I was very saddened to hear of Paul's death on September 4th - happily his art will live on in our hearts and political minds. Paul was a master cartoonist as well as a deft quick sketch artist, something that many artists today lack. He was a grumpy old gruff, ornery and cantankerous, friendly and engaging, the champion of the little guy, an opinionated loudmouth, a quick thinking editorialist and a genuine sweetheart. He was all of this, a liberal artist, respected and loved. His strength was the gestation of a single image that would say it all. Watching him at work was always fun - the precision pencil roughing out the gesture of a victim, with angular and tentative jagged graphite; then the sometime frustration when it didn't meet his vision, the cuss words as he cast it in the trash to begin another. Finally, after getting his painstaking sketch down, the pen applied with masterful ink strokes, thick and thin, was a wonder to behold. In a world full of oatmeal personalities (those without the cojones to take a stance, any stance) Conrad was a refreshing and dedicated strong thinker, his wonderful pen pulled no uncertain punches.
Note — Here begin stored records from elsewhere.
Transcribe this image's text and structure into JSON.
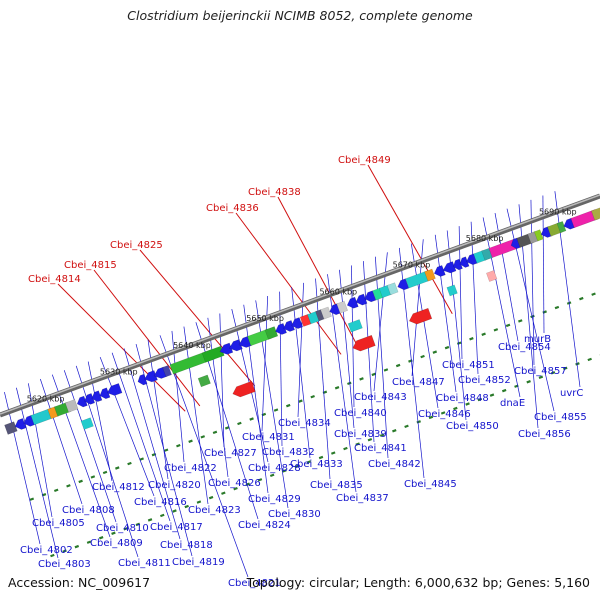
{
  "title": "Clostridium beijerinckii NCIMB 8052, complete genome",
  "footer": {
    "accession": "Accession: NC_009617",
    "summary": "Topology: circular; Length: 6,000,632 bp; Genes: 5,160"
  },
  "scale": [
    {
      "label": "5620 kbp",
      "pos": 5620
    },
    {
      "label": "5630 kbp",
      "pos": 5630
    },
    {
      "label": "5640 kbp",
      "pos": 5640
    },
    {
      "label": "5650 kbp",
      "pos": 5650
    },
    {
      "label": "5660 kbp",
      "pos": 5660
    },
    {
      "label": "5670 kbp",
      "pos": 5670
    },
    {
      "label": "5680 kbp",
      "pos": 5680
    },
    {
      "label": "5690 kbp",
      "pos": 5690
    }
  ],
  "highlighted_genes": [
    {
      "label": "Cbei_4814",
      "pos": 5637.0
    },
    {
      "label": "Cbei_4815",
      "pos": 5639.0
    },
    {
      "label": "Cbei_4825",
      "pos": 5646.5
    },
    {
      "label": "Cbei_4836",
      "pos": 5658.3
    },
    {
      "label": "Cbei_4838",
      "pos": 5660.7
    },
    {
      "label": "Cbei_4849",
      "pos": 5673.5
    }
  ],
  "genes": [
    {
      "label": "Cbei_4802"
    },
    {
      "label": "Cbei_4803"
    },
    {
      "label": "Cbei_4805"
    },
    {
      "label": "Cbei_4808"
    },
    {
      "label": "Cbei_4809"
    },
    {
      "label": "Cbei_4810"
    },
    {
      "label": "Cbei_4811"
    },
    {
      "label": "Cbei_4812"
    },
    {
      "label": "Cbei_4816"
    },
    {
      "label": "Cbei_4817"
    },
    {
      "label": "Cbei_4818"
    },
    {
      "label": "Cbei_4819"
    },
    {
      "label": "Cbei_4820"
    },
    {
      "label": "Cbei_4821"
    },
    {
      "label": "Cbei_4822"
    },
    {
      "label": "Cbei_4823"
    },
    {
      "label": "Cbei_4824"
    },
    {
      "label": "Cbei_4826"
    },
    {
      "label": "Cbei_4827"
    },
    {
      "label": "Cbei_4828"
    },
    {
      "label": "Cbei_4829"
    },
    {
      "label": "Cbei_4830"
    },
    {
      "label": "Cbei_4831"
    },
    {
      "label": "Cbei_4832"
    },
    {
      "label": "Cbei_4833"
    },
    {
      "label": "Cbei_4834"
    },
    {
      "label": "Cbei_4835"
    },
    {
      "label": "Cbei_4837"
    },
    {
      "label": "Cbei_4839"
    },
    {
      "label": "Cbei_4840"
    },
    {
      "label": "Cbei_4841"
    },
    {
      "label": "Cbei_4842"
    },
    {
      "label": "Cbei_4843"
    },
    {
      "label": "Cbei_4845"
    },
    {
      "label": "Cbei_4846"
    },
    {
      "label": "Cbei_4847"
    },
    {
      "label": "Cbei_4848"
    },
    {
      "label": "Cbei_4850"
    },
    {
      "label": "Cbei_4851"
    },
    {
      "label": "Cbei_4852"
    },
    {
      "label": "dnaE"
    },
    {
      "label": "Cbei_4854"
    },
    {
      "label": "Cbei_4855"
    },
    {
      "label": "Cbei_4856"
    },
    {
      "label": "Cbei_4857"
    },
    {
      "label": "murB"
    },
    {
      "label": "uvrC"
    }
  ],
  "colors": {
    "backbone": "#888888",
    "gene": "#1e1ee6",
    "label_blue": "#1414cc",
    "label_red": "#d01010",
    "tick": "#2a7a2a",
    "rna": "#ee2222"
  }
}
"I'VE NEVER WORN MAKEUP" |
From the Los Angeles Times-
(Conrad's long time home) -
With an unyielding liberal stance rendered in savage black and white, Conrad both thrilled and infuriated readers for more than 50 years. He won three Pulitzer Prizes, a feat matched by only two other cartoonists in the post- World War II era. Mayors, governors and presidents cringed at the prospect of being on the business end of Conrad's searing pen, while many Southern Californians made him their first stop as they sifted through The Times, the newspaper that was his principal home for nearly 30 years. Just before his death in 2007, the onetime editor of The Times' editorial pages, Anthony Day, worried that the skittish and contracting newspaper industry would no longer support a "genius" like Conrad. "It's easier to not make trouble," Day said, "than to make trouble."
From Tim Rutten-
He was always and everywhere on the side of decency and ordinary men and women. His targets were the self-satisfied powerful, those indifferent to or antagonistic to our common good, and they included presidents -- as in these cartoons -- as well as governors, mayors, popes and corporate executives.
What impressed me, too, was that someone as impassioned as Conrad, a devoted Catholic, came to change his mind about abortion rights issues; he was persuaded – no, he persuaded himself, he once said – that he had "forgot[ten] about the women in this thing."